Since 1793, the Augustins museum, musée des Beaux-arts de la ville de Toulouse, seated at the historical heart of the city in a remarkable convent building characteristic of the southern gothic style, has been home to collections of paintings and sculptures dating from the Middle Ages to the beginning of the 20th century.

The variety and richness of the works highlight the most important movements in the history of western art. Particularly rich in sculptures, the Augustins museum owns a unique collection of romanesque sculptures and has an equally superb ensemble of masterpieces representing southern gothic sculpture as well as numerous 19th century sculptures, representative of the vitality of artistic life in Toulouse.

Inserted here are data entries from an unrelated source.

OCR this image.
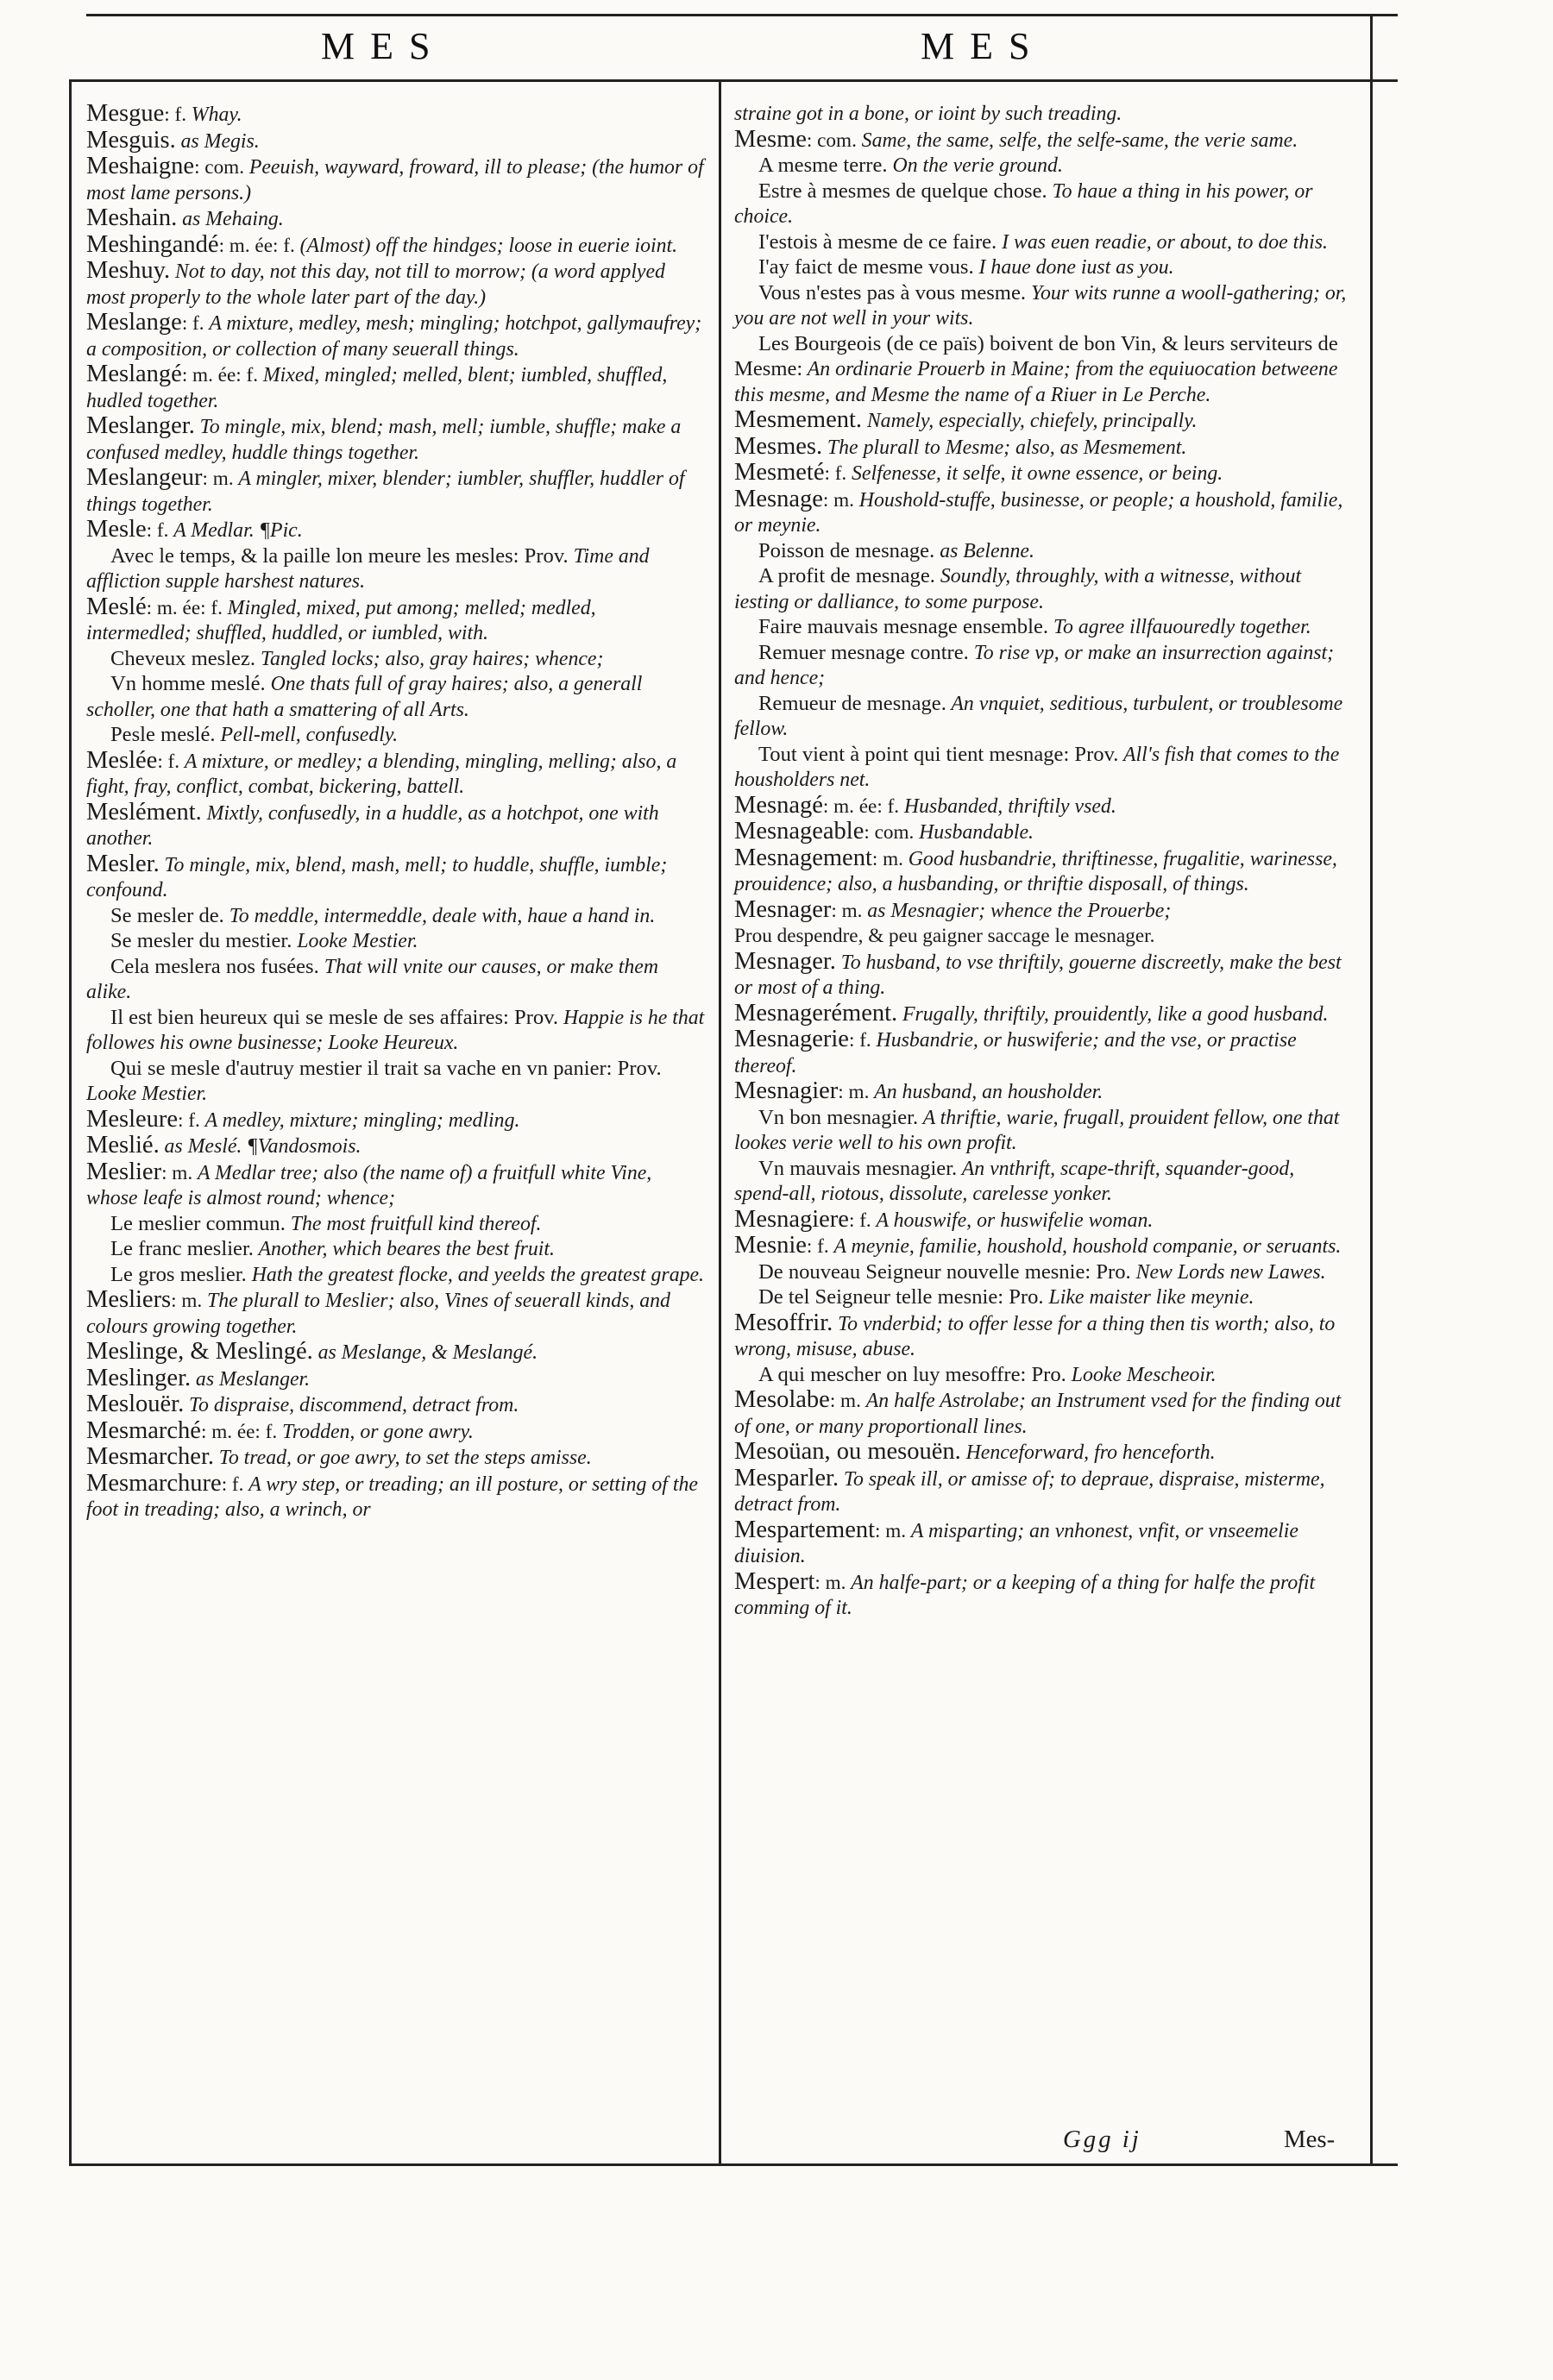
MES	MES

Mesgue: f. Whay.

Mesguis. as Megis.

Meshaigne: com. Peeuish, wayward, froward, ill to please; (the humor of most lame persons.)

Meshain. as Mehaing.

Meshingandé: m. ée: f. (Almost) off the hindges; loose in euerie ioint.

Meshuy. Not to day, not this day, not till to morrow; (a word applyed most properly to the whole later part of the day.)

Meslange: f. A mixture, medley, mesh; mingling; hotchpot, gallymaufrey; a composition, or collection of many seuerall things.

Meslangé: m. ée: f. Mixed, mingled; melled, blent; iumbled, shuffled, hudled together.

Meslanger. To mingle, mix, blend; mash, mell; iumble, shuffle; make a confused medley, huddle things together.

Meslangeur: m. A mingler, mixer, blender; iumbler, shuffler, huddler of things together.

Mesle: f. A Medlar. ¶Pic.

Avec le temps, & la paille lon meure les mesles: Prov. Time and affliction supple harshest natures.

Meslé: m. ée: f. Mingled, mixed, put among; melled; medled, intermedled; shuffled, huddled, or iumbled, with.

Cheveux meslez. Tangled locks; also, gray haires; whence;

Vn homme meslé. One thats full of gray haires; also, a generall scholler, one that hath a smattering of all Arts.

Pesle meslé. Pell-mell, confusedly.

Meslée: f. A mixture, or medley; a blending, mingling, melling; also, a fight, fray, conflict, combat, bickering, battell.

Meslément. Mixtly, confusedly, in a huddle, as a hotchpot, one with another.

Mesler. To mingle, mix, blend, mash, mell; to huddle, shuffle, iumble; confound.

Se mesler de. To meddle, intermeddle, deale with, haue a hand in.

Se mesler du mestier. Looke Mestier.

Cela meslera nos fusées. That will vnite our causes, or make them alike.

Il est bien heureux qui se mesle de ses affaires: Prov. Happie is he that followes his owne businesse; Looke Heureux.

Qui se mesle d'autruy mestier il trait sa vache en vn panier: Prov. Looke Mestier.

Mesleure: f. A medley, mixture; mingling; medling.

Meslié. as Meslé. ¶Vandosmois.

Meslier: m. A Medlar tree; also (the name of) a fruitfull white Vine, whose leafe is almost round; whence;

Le meslier commun. The most fruitfull kind thereof.

Le franc meslier. Another, which beares the best fruit.

Le gros meslier. Hath the greatest flocke, and yeelds the greatest grape.

Mesliers: m. The plurall to Meslier; also, Vines of seuerall kinds, and colours growing together.

Meslinge, & Meslingé. as Meslange, & Meslangé.

Meslinger. as Meslanger.

Meslouër. To dispraise, discommend, detract from.

Mesmarché: m. ée: f. Trodden, or gone awry.

Mesmarcher. To tread, or goe awry, to set the steps amisse.

Mesmarchure: f. A wry step, or treading; an ill posture, or setting of the foot in treading; also, a wrinch, or

straine got in a bone, or ioint by such treading.

Mesme: com. Same, the same, selfe, the selfe-same, the verie same.

A mesme terre. On the verie ground.

Estre à mesmes de quelque chose. To haue a thing in his power, or choice.

I'estois à mesme de ce faire. I was euen readie, or about, to doe this.

I'ay faict de mesme vous. I haue done iust as you.

Vous n'estes pas à vous mesme. Your wits runne a wooll-gathering; or, you are not well in your wits.

Les Bourgeois (de ce païs) boivent de bon Vin, & leurs serviteurs de Mesme: An ordinarie Prouerb in Maine; from the equiuocation betweene this mesme, and Mesme the name of a Riuer in Le Perche.

Mesmement. Namely, especially, chiefely, principally.

Mesmes. The plurall to Mesme; also, as Mesmement.

Mesmeté: f. Selfenesse, it selfe, it owne essence, or being.

Mesnage: m. Houshold-stuffe, businesse, or people; a houshold, familie, or meynie.

Poisson de mesnage. as Belenne.

A profit de mesnage. Soundly, throughly, with a witnesse, without iesting or dalliance, to some purpose.

Faire mauvais mesnage ensemble. To agree illfauouredly together.

Remuer mesnage contre. To rise vp, or make an insurrection against; and hence;

Remueur de mesnage. An vnquiet, seditious, turbulent, or troublesome fellow.

Tout vient à point qui tient mesnage: Prov. All's fish that comes to the housholders net.

Mesnagé: m. ée: f. Husbanded, thriftily vsed.

Mesnageable: com. Husbandable.

Mesnagement: m. Good husbandrie, thriftinesse, frugalitie, warinesse, prouidence; also, a husbanding, or thriftie disposall, of things.

Mesnager: m. as Mesnagier; whence the Prouerbe;

Prou despendre, & peu gaigner saccage le mesnager.

Mesnager. To husband, to vse thriftily, gouerne discreetly, make the best or most of a thing.

Mesnagerément. Frugally, thriftily, prouidently, like a good husband.

Mesnagerie: f. Husbandrie, or huswiferie; and the vse, or practise thereof.

Mesnagier: m. An husband, an housholder.

Vn bon mesnagier. A thriftie, warie, frugall, prouident fellow, one that lookes verie well to his own profit.

Vn mauvais mesnagier. An vnthrift, scape-thrift, squander-good, spend-all, riotous, dissolute, carelesse yonker.

Mesnagiere: f. A houswife, or huswifelie woman.

Mesnie: f. A meynie, familie, houshold, houshold companie, or seruants.

De nouveau Seigneur nouvelle mesnie: Pro. New Lords new Lawes.

De tel Seigneur telle mesnie: Pro. Like maister like meynie.

Mesoffrir. To vnderbid; to offer lesse for a thing then tis worth; also, to wrong, misuse, abuse.

A qui mescher on luy mesoffre: Pro. Looke Mescheoir.

Mesolabe: m. An halfe Astrolabe; an Instrument vsed for the finding out of one, or many proportionall lines.

Mesoüan, ou mesouën. Henceforward, fro henceforth.

Mesparler. To speak ill, or amisse of; to depraue, dispraise, misterme, detract from.

Mespartement: m. A misparting; an vnhonest, vnfit, or vnseemelie diuision.

Mespert: m. An halfe-part; or a keeping of a thing for halfe the profit comming of it.

Ggg ij	Mes-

The painting collections, on a par with the great museums of France, expanded around an initial core of paintings that consisted of works confiscated during the revolution and those sent by the state, and have been enriched ever since. Alongside the masterpieces of the French and European schools of the 16th to the 18th centuries (Perugino, Guerchin, Rubens, Van Dyck, Tournier, Jouvenet, Bourdon, etc.), the museum displays a superb 19th century collection: Hennequin, Delacroix, Ingres, Corot, Courbet, Laurens, Constant.



The works are presented in the sumptuous setting of the church and the chapter houses of the old Augustins convent. They can be admired also in a wing, built at the end of the 19th century based on the drawings of the famous architect Viollet-Le-Duc. This wing is composed of a monumental staircase and vast rooms with overhead lighting.